The Los Angeles Clippers finally have their third big, signing former Cleveland Cavaliers and Philadelphia 76ers center Spencer Hawes to a four-year, $23 million deal.
Hawes may not be the rim-protector the Clippers have been missing, but his offensive game speaks for itself. In knocking down 41.6 percent of his three-point attempts last season, he became one of the best pick-and-pop bigs in the NBA. Just how dominant was Hawes on the offensive side of the ball during 2013-14? Take a look:
• In splitting this past season between Philadelphia and Cleveland, Hawes sank 41.6 percent of his threes on 3.9 attempts per game. He boosted his percentage in the second part of the season with the Cavs, for whom he shot 44.8 percent on long balls. He became the ultimate pick-and-pop big man, something that any team (including the Clippers) could use.
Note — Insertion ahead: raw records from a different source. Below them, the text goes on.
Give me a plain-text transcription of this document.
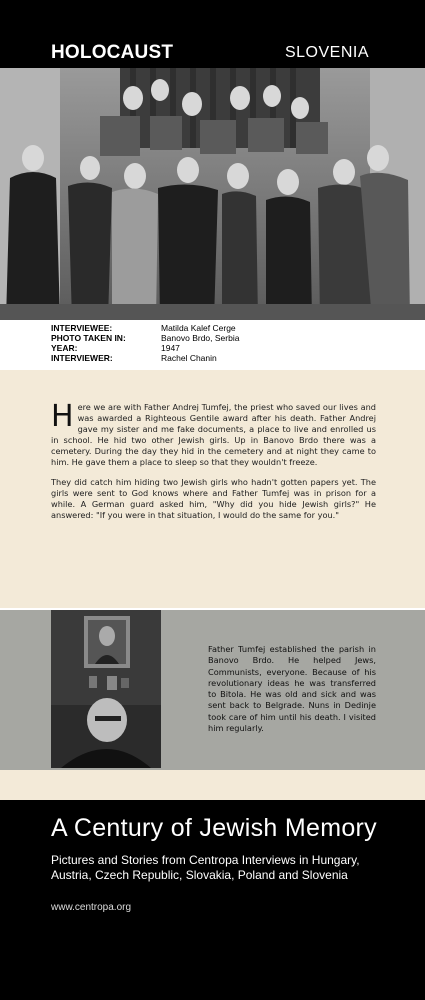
HOLOCAUST	SLOVENIA
INTERVIEWEE:	Matilda Kalef Cerge
PHOTO TAKEN IN:	Banovo Brdo, Serbia
YEAR:	1947
INTERVIEWER:	Rachel Chanin

Here we are with Father Andrej Tumfej, the priest who saved our lives and was awarded a Righteous Gentile award after his death. Father Andrej gave my sister and me fake documents, a place to live and enrolled us in school. He hid two other Jewish girls. Up in Banovo Brdo there was a cemetery. During the day they hid in the cemetery and at night they came to him. He gave them a place to sleep so that they wouldn't freeze.

They did catch him hiding two Jewish girls who hadn't gotten papers yet. The girls were sent to God knows where and Father Tumfej was in prison for a while. A German guard asked him, "Why did you hide Jewish girls?" He answered: "If you were in that situation, I would do the same for you."

Father Tumfej established the parish in Banovo Brdo. He helped Jews, Communists, everyone. Because of his revolutionary ideas he was transferred to Bitola. He was old and sick and was sent back to Belgrade. Nuns in Dedinje took care of him until his death. I visited him regularly.
A Century of Jewish Memory
Pictures and Stories from Centropa Interviews in Hungary, Austria, Czech Republic, Slovakia, Poland and Slovenia
www.centropa.org
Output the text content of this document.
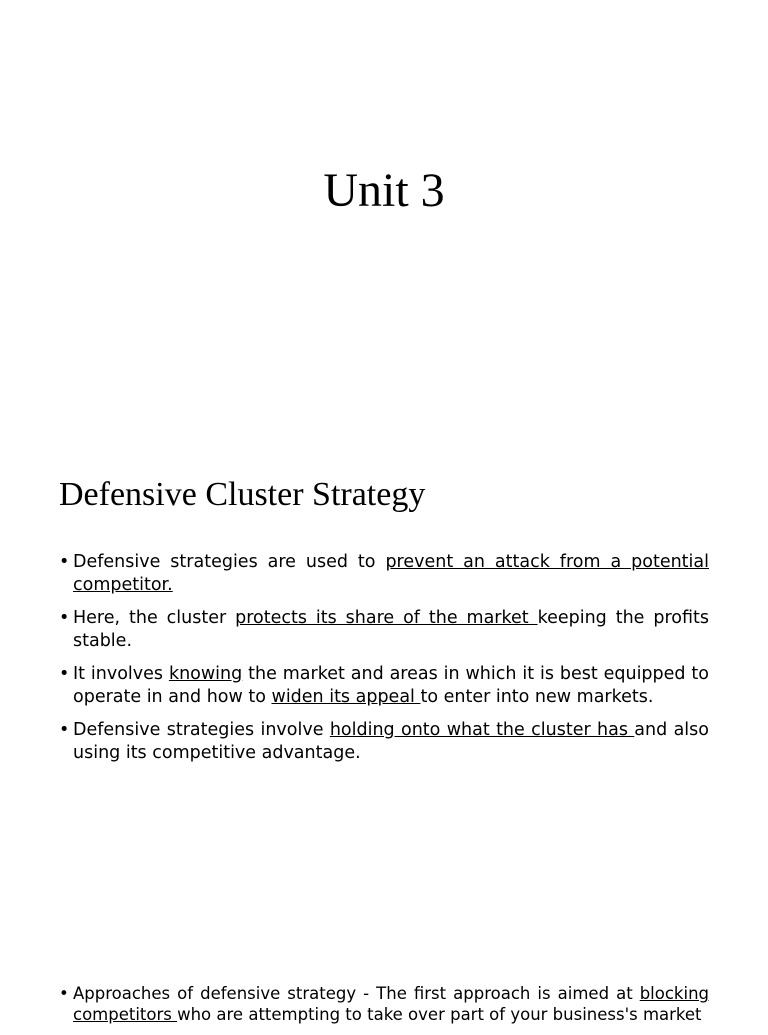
Unit 3
Defensive Cluster Strategy
• Defensive strategies are used to prevent an attack from a potential competitor.
• Here, the cluster protects its share of the market keeping the profits stable.
• It involves knowing the market and areas in which it is best equipped to operate in and how to widen its appeal to enter into new markets.
• Defensive strategies involve holding onto what the cluster has and also using its competitive advantage.
• Approaches of defensive strategy - The first approach is aimed at blocking competitors who are attempting to take over part of your business's market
• As a pick-and-roll roll-man, Hawes averaged 1.11 points per play with the 76ers and 1.07 points per play with the Cavaliers. That put him in the top quarter of NBA roll-men this past season. That came mainly because of his effectiveness out of the pick-and-pop.
• Hawes was one of the league’s absolute best jump shooters in 2013-14, and that’s not just for a big man. During that hot streak with the Cavs, he posted a 58.6 percent adjusted field-goal percentage on jumpers. In Cleveland, he ranked in the 97th percentile of NBA jump shooters, judging by points per play. He wasn’t much worse as a 76er, ranking in the 86th percentile in points per jumper.
• Hawes has a chance to be even better in the pick-and-pop playing with Chris Paul. The Clippers averaged 1.01 points per pick-and-roll play that Paul started this past season. That ranked top 10 in the NBA. Paul gets guys open. We know that, and when Hawes gets open — at least when Hawes of the Cavaliers gets open — he doesn’t miss, posting an obscene 70 percent adjusted field-goal percentage on unguarded catch-and-shoot jumpers with Cleveland.
• Because of his dominance in the pick-and-pop, you won’t see Hawes post up all too much. He did so only about 12 percent of the time last year, and his teams didn’t do particularly well on those plays, averaging just 0.84 points per play facilitated by Hawes in the post. But you rarely see the Clippers’ bench unit (or any group of reserves) post up all too often. Hawes’ post-ups could go down even more with the Clips, especially considering how his outside game could complement Blake Griffin and DeAndre Jordan.
• The struggles inside weren’t just on post-ups, though. Hawes was even less effective around the hoop on non-post-ups, relative to the rest of the league. He ranked in the bottom quarter of the NBA in points per non-post-up play around the basket. Essentially, the Clips are going to need him to make his jumpers and threes. As long as Jordan or Griffin is there with him to help in the important minutes, that should be just fine.